Artykuł został napisany na podstawie książki pana Frederica Delaviera i Michaela Gundilla "Modelowanie Sylwetki Metodą Delaviera". W Polsce wydany przez wydawnictwo lekarskie PZWL.
Ale pewnie masz rację Hannibal.
Dodam, że ta książka została fachowo przetłumaczona i sprawdzona merytorycznie przez dwóch polskich naukowców
naukowców ? dużo jest polskich i zagranicznych naukowców
ci naukowcy nie przemawiają do mnie
Hannibal, może napiszesz merytoryczny post, zamiast "ja uważam, że nie, bo nie"?
Ja wiem, dla mnie ten temat wydaje się dosyć oczywisty, jeśli mowa właśnie o maksymalnym napięciu mięśnia, czyli przy jakim ruchu, można z niego wydobyć największą siłę... to nie jest rozmowa pod tytułem "przy jakim ruchu najbardziej czuje, że mnie ciągnie za mięsień i rwą się włókna".

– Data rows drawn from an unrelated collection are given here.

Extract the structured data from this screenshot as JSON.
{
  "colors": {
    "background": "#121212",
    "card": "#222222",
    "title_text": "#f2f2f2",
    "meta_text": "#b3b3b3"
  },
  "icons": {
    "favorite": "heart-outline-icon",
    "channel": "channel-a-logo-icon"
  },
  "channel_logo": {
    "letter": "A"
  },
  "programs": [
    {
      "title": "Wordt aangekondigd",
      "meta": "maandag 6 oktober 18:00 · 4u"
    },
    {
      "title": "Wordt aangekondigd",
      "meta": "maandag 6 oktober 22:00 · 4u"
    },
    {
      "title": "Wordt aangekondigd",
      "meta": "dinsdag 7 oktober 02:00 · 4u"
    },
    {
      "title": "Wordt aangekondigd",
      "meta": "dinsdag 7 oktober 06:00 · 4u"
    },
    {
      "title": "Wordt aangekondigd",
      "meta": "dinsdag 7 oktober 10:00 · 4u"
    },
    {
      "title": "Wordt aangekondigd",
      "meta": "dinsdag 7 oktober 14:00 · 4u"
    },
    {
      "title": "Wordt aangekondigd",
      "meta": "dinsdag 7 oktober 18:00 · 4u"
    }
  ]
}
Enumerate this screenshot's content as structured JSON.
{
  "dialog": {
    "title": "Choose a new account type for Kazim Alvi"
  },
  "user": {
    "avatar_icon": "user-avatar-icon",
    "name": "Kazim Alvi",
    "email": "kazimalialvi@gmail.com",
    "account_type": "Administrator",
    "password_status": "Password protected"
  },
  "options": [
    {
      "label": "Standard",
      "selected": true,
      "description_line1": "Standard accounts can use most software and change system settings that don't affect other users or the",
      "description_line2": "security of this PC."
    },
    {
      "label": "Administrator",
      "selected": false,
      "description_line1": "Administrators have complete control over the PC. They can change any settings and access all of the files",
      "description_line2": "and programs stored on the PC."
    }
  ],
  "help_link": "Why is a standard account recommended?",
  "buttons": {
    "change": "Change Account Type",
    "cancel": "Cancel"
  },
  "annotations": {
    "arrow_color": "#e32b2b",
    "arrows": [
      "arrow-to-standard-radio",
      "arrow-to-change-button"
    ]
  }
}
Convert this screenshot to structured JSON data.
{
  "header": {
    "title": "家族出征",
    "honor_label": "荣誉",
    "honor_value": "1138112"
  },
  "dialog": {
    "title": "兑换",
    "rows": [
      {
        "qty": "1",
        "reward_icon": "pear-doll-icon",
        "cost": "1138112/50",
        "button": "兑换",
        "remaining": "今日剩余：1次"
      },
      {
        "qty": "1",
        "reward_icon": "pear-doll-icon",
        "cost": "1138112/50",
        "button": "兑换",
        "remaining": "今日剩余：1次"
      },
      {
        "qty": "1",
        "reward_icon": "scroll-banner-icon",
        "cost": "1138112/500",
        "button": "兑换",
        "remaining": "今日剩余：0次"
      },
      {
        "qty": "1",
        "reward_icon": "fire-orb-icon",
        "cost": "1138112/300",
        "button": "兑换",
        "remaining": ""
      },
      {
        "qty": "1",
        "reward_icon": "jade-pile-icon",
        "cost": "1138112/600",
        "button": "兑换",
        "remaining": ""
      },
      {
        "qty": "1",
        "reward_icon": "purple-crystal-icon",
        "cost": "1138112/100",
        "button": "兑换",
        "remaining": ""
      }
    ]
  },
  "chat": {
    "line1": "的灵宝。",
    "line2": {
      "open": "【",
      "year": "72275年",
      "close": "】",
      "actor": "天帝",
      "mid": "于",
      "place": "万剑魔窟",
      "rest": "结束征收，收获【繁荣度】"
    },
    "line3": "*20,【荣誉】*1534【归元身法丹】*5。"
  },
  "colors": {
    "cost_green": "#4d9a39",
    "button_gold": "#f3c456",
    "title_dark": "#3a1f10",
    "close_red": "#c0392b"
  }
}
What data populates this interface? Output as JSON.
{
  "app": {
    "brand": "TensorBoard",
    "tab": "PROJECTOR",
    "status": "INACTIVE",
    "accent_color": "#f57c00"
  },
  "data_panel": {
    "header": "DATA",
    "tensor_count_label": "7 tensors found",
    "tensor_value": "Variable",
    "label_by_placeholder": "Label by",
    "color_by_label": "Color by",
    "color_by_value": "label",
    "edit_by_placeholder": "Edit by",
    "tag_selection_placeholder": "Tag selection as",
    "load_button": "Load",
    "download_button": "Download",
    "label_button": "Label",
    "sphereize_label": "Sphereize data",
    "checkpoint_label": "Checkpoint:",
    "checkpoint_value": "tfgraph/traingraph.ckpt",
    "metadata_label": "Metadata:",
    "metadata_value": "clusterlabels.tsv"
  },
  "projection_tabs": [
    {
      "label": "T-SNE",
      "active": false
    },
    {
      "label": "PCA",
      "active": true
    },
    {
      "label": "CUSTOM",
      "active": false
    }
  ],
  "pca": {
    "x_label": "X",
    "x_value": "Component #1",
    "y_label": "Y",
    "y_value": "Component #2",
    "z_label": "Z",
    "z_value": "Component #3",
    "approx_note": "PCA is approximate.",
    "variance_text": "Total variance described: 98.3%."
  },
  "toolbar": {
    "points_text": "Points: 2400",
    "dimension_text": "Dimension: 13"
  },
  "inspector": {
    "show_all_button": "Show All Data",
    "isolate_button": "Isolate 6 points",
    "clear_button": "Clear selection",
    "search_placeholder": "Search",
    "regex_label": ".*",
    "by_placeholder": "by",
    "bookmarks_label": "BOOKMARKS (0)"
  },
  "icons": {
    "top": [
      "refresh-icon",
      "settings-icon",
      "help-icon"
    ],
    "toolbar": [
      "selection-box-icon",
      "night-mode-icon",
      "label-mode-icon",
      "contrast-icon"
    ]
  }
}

Jeśli spojrzeć na dyscypliny z ciężarami, do żeby podnieść te w pizdu duże sztangi, trzeba je rwać. Martwych ciągów nie robi w spowolnionym tempie. Tak samo, jeśli ktoś chce ze zwisu się podnieść do krzyża
. Największe siłowe wyzwania wymagają przyśpieszonego ruchu, po trasie, którą nasz układ nerwowy ma już setki/tysiące razy przerobioną.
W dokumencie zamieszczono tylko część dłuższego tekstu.